Sono pervenute in redazione alcune segnalazioni di lettori secondo cui, in svariate città d’Italia, gli agenti della polizia municipale starebbero effettuando multe per divieto di sosta senza lasciare il classico avviso sul parabrezza: il tutto previa fotografia dell’auto in infrazione scattata con lo smartphone dello stesso agente. I dati della vettura verrebbero poi visionati presso l’ufficio competente per la successiva compilazione del vero e proprio verbale, spedito con raccomandata al titolare del veicolo. Ci viene quindi chiesto se tale comportamento è legittimo o meno. Sono valide le multe dei vigili con il cellulare?

Partiamo dal fatto che il preavviso di contravvenzione per divieto di sosta che, di norma, viene lasciato sul tergicristalli dell’auto e che precede la successiva raccomandata spedita a causa dell’automobilista non è obbligatorio: la sua assenza quindi non è motivo di invalidità della multa. Esso è solo un gesto di “cortesia”, per evitare all’automobilista di subire l’aggravio delle spese di notifica del verbale. Tant’è che il termine di 5 giorni per pagare la multa con lo sconto del 30% decorre non già dal momento dell’infrazione ma dal ricevimento della multa presso la propria residenza. 

Quindi, è legittimo l’operato del vigile che, pur trovando un’auto in divieto di sosta, non eleva la contravvenzione sul momento ma si riserva di farlo successivamente, dal comando della polizia municipale.

Detto ciò, bisogna considerare l’ulteriore – e non meno importante – aspetto della qualifica del cosiddetto «vigile urbano» (ossia l’agente della polizia municipale): questi è infatti un «pubblico ufficiale» e, come tale, dotato del potere di certificare, con validità di piena prova, le dichiarazioni da questi stessi poste sul verbale.

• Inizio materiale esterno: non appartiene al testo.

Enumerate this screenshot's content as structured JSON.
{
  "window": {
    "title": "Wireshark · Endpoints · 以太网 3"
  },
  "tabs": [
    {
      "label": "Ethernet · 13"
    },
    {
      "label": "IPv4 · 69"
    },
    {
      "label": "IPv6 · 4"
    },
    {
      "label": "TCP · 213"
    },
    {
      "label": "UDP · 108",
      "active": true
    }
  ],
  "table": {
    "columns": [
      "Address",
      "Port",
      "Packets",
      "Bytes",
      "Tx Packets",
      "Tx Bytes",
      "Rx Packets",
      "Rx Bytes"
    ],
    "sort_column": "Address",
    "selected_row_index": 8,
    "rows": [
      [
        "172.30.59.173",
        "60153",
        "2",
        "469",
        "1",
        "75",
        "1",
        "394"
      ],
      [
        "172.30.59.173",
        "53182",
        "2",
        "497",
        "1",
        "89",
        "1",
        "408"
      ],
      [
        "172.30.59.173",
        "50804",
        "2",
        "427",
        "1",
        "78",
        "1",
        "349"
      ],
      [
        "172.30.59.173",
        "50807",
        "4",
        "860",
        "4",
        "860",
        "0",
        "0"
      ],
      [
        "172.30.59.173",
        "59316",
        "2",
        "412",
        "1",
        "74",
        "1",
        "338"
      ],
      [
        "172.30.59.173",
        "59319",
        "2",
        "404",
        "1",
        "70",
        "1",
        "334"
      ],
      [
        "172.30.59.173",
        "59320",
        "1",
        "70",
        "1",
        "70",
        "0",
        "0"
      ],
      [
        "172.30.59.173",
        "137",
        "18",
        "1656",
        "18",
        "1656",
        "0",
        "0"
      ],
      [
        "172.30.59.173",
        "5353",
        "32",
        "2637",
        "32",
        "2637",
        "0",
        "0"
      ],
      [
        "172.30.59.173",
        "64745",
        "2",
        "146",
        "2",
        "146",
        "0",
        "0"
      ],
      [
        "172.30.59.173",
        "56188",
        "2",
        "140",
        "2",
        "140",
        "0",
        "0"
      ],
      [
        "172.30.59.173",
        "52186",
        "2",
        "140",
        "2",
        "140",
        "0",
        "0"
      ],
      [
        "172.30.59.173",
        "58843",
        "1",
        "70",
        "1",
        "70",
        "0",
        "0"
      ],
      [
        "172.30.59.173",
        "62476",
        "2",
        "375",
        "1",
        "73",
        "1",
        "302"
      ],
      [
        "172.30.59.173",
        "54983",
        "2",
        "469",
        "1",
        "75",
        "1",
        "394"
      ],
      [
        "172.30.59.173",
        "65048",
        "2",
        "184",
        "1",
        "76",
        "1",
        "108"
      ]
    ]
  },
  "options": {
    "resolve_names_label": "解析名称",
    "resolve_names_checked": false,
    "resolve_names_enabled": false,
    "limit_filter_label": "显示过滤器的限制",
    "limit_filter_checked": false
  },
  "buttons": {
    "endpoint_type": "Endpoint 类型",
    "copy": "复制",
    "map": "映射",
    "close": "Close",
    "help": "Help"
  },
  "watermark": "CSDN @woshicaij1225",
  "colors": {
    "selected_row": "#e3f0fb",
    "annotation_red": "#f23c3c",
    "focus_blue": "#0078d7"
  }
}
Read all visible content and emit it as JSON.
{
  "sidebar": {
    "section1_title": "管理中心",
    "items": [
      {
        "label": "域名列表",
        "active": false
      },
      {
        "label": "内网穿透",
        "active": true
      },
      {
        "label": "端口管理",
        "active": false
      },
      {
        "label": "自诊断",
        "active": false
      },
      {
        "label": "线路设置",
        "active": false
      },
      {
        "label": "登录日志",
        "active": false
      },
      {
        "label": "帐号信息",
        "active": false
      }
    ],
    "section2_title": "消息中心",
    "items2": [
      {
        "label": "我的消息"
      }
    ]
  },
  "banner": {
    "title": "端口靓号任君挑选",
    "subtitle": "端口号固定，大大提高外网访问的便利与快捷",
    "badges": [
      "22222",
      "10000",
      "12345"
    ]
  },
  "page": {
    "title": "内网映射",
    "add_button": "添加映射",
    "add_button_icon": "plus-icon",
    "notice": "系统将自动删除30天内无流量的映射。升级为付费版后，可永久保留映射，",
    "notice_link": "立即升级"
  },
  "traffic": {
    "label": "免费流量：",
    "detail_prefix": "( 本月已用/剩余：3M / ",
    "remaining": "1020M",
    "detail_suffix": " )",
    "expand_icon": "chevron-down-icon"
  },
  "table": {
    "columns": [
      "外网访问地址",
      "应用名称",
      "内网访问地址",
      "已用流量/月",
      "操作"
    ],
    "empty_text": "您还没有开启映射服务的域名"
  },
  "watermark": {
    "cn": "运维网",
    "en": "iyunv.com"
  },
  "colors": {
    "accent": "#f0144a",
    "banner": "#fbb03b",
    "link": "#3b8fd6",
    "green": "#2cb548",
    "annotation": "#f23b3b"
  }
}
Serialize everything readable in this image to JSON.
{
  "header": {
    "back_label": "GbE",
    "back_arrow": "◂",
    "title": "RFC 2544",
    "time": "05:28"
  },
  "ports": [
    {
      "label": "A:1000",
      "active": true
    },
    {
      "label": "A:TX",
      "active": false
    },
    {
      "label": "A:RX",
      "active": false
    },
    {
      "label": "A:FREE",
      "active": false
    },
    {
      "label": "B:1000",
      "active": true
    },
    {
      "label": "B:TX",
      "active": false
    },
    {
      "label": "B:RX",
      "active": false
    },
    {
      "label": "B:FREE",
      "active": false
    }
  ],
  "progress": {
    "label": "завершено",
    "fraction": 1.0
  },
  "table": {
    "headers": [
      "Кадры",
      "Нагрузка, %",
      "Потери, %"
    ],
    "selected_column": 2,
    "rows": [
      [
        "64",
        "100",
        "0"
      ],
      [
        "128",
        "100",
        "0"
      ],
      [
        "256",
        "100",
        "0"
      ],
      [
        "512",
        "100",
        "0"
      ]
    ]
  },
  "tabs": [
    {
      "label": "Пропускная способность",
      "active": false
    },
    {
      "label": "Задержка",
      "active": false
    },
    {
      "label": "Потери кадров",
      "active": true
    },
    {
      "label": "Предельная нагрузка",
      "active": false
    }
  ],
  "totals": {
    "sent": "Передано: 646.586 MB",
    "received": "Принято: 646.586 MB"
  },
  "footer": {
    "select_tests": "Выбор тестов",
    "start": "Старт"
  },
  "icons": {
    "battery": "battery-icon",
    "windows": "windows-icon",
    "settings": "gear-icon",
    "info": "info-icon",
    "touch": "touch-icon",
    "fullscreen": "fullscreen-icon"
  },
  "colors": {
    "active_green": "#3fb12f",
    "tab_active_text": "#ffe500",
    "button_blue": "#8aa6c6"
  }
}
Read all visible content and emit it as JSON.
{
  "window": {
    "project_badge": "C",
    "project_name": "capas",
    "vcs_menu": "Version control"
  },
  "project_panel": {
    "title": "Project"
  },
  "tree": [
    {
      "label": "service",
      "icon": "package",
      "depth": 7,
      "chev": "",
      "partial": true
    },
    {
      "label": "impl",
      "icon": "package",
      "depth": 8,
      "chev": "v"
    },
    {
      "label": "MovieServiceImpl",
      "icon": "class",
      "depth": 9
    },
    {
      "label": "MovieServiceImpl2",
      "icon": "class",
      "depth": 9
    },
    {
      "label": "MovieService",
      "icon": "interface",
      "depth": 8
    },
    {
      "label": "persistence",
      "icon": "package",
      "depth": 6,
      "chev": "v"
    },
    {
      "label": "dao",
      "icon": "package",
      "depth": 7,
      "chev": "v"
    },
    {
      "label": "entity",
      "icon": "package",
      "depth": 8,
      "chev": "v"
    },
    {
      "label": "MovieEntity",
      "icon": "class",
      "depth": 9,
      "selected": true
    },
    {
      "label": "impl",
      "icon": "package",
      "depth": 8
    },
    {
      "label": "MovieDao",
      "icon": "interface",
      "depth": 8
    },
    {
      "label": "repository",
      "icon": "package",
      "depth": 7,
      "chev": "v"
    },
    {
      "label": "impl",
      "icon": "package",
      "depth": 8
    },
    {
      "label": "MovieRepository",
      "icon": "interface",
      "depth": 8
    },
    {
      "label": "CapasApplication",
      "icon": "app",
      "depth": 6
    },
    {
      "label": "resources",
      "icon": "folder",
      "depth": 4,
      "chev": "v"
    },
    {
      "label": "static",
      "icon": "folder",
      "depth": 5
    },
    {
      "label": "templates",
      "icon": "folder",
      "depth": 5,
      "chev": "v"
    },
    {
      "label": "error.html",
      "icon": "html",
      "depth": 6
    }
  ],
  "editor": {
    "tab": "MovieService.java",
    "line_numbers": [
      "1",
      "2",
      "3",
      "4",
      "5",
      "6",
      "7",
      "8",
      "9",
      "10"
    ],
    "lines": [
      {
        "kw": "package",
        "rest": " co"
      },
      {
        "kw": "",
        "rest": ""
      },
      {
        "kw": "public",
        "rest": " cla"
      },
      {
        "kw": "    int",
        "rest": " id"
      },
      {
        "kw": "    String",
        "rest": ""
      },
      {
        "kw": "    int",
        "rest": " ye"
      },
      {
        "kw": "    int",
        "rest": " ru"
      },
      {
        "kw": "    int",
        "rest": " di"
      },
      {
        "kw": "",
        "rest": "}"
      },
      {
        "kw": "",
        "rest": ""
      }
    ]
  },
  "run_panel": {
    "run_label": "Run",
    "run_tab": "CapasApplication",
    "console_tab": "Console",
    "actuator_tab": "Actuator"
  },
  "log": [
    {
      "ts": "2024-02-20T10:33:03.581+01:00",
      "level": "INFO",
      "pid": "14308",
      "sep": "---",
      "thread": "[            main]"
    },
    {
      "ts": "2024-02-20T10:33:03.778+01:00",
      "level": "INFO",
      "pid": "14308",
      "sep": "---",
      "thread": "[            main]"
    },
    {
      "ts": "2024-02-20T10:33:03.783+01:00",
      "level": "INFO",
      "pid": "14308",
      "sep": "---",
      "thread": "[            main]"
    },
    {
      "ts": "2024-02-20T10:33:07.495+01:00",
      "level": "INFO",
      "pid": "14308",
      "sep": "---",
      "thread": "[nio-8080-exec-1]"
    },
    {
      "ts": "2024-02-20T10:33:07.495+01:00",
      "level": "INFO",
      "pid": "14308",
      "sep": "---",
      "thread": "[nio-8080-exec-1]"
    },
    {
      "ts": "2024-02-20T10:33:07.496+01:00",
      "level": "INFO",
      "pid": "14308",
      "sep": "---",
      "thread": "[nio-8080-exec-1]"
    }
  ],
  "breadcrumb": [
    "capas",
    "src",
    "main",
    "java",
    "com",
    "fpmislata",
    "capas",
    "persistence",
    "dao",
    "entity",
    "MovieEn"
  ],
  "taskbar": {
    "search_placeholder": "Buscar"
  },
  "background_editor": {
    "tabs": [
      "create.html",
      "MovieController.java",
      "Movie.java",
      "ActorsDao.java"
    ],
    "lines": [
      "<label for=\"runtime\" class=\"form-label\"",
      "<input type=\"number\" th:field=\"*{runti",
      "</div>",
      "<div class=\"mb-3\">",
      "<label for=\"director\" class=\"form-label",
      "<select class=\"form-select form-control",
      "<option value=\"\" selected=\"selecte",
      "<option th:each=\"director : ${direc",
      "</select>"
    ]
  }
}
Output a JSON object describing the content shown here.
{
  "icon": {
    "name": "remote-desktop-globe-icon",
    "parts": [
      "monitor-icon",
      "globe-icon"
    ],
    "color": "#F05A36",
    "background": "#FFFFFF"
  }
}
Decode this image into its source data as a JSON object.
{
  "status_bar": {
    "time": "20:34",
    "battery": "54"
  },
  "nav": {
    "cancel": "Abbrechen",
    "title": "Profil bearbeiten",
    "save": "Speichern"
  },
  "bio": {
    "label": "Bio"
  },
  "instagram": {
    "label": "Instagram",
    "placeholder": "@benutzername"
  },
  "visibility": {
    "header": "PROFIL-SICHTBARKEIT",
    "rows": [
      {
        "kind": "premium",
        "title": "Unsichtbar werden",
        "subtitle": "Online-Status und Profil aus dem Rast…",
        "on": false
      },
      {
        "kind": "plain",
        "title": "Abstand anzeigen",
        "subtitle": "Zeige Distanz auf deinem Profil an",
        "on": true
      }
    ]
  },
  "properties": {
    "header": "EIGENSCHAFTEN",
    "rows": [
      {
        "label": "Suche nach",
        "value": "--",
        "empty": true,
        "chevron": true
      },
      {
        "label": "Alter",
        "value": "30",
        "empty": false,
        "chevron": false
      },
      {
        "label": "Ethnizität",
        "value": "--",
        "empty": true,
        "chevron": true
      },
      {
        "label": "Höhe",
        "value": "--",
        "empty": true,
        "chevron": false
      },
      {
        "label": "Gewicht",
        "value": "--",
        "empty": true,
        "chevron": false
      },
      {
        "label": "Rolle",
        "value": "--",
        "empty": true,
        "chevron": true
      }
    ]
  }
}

In buona sostanza, l’attestazione del pubblico ufficiale fa «pubblica fede fino a querela di falso»: il che significa che, per sconfessare le affermazioni del vigile, non basta una generica contestazione ma bisognerà avviare un apposito procedimento, con prove rigorose.

Questo significa anche che non rileva tanto come il pubblico ufficiale abbia memorizzato i dati del trasgressore: se appuntandoli in un block notes, in un taccuino ufficiale o se, appunto, tramite una fotografia con il proprio cellulare. Il vigile quindi può utilizzare lo smartphone privato o fornitogli dall’ufficio per conservare i dati della targa del trasgressore e poi redigere il verbale comodamente dalla propria scrivania. Il che potrebbe succedere quando questi non è munito dell’apparecchio o del libretto appositamente utilizzato per redigere tali verbali.

Al contrario di quanto succede con il cellulare del vigile, per la multa non è possibile usare foto scattate dai privati. Se, ad esempio, un comune cittadino, accorgendosi di un’infrazione commessa da un altro automobilista, dovesse fotografare l’auto di questi e poi consegnare la foto alla polizia per la relativa contestazione, tale prova non sarebbe sufficiente. La ragione è presto spiegata.

L’accertamento della violazione di divieto di sosta e l’adozione di eventuali provvedimenti spetta esclusivamente agli organi di polizia stradale, individuati dall’articolo 12 del Codice della strada, deputati alle attività di prevenzione e di accertamento delle violazioni in materia di circolazione stradale, nonché alla tutela e al controllo dell’uso della strada.

Nulla vieta ai cittadini di segnalare violazioni o situazioni che si ritengano pericolose per la sicurezza della circolazione stradale, eventualmente anche documentate con fotografie, ma sono comunque necessari e dovuti gli accertamenti da parte degli organi di polizia stradale per gli adempimenti di specifica competenza in relazione a quanto rilevato. E questo anche perché uno degli elementi essenziali del verbale è il fattore “temporale”: la multa deve infatti essere spedita, a casa del trasgressore, entro massimo 90 giorni dalla commissione dell’illecito. Ebbene, la foto scattata dal privato non dà contezza di ciò: se cioè il vigile non si reca sul posto e non certifica egli stesso – in quanto appunto pubblico ufficiale – il momento della violazione, non potrà certo farlo il privato. Se così fosse, il verbale sarebbe illegittimo.